Satoshis, currently the smallest unit of a single bitcoin, useful for tracking coin prices. “At the rate $XRP’s moving, I wouldn’t be surprised if it hits 10K sats by the end of the day.”

Security Tokens

A security token (sometimes called an authentication token) is a small hardware device that the owner carries to authorize access to a network service.

The device may be in the form of a smart card or may be embedded in a commonly used object such as a key fob.

Shitcoins

Pejorative term for altcoins, especially low-cap coins, often affectionately used by shitcoin hodlers.

SEGWIT

SegWit is the process by which the block size limit on a blockchain is increased by removing signature data from Bitcoin transactions.

When certain parts of a transaction are removed, this frees up space or capacity to add more transactions to the chain.

Transaction

A transaction is when data is sent to and from one bitcoin address to another.

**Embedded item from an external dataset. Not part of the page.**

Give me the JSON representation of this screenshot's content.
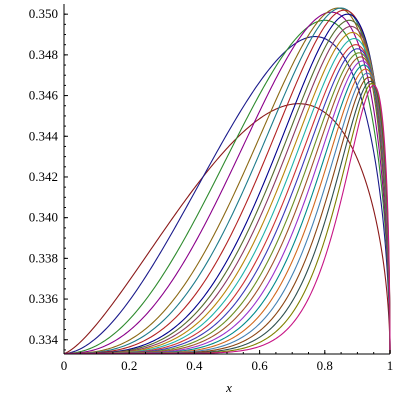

Just like financial transactions where you send money from one person to another, in bitcoin you do the same thing by sending data (bitcoins) to each other.

Bitcoins have value because it’s based on the properties of mathematics, rather than relying on physical properties (like gold and silver) or trust in central authorities, like fiat currencies.

Wallet

Just like with paper dollars you hold in your physical wallet, a bitcoin wallet is a digital wallet where you can store, send, and receive bitcoins securely.

There are many varieties of wallets available, whether you’re looking for a web or mobile solution.

Ideally, a bitcoin wallet will give you access to your public and private keys.

This means that only you have rightful access to spend these bitcoins, whenever you choose to.

Whale

Anyone who owns 5 percent of any given coin, often used as a boogeyman to explain unwanted price movements.

“Nice support $NEO. Clear whale manipulation.”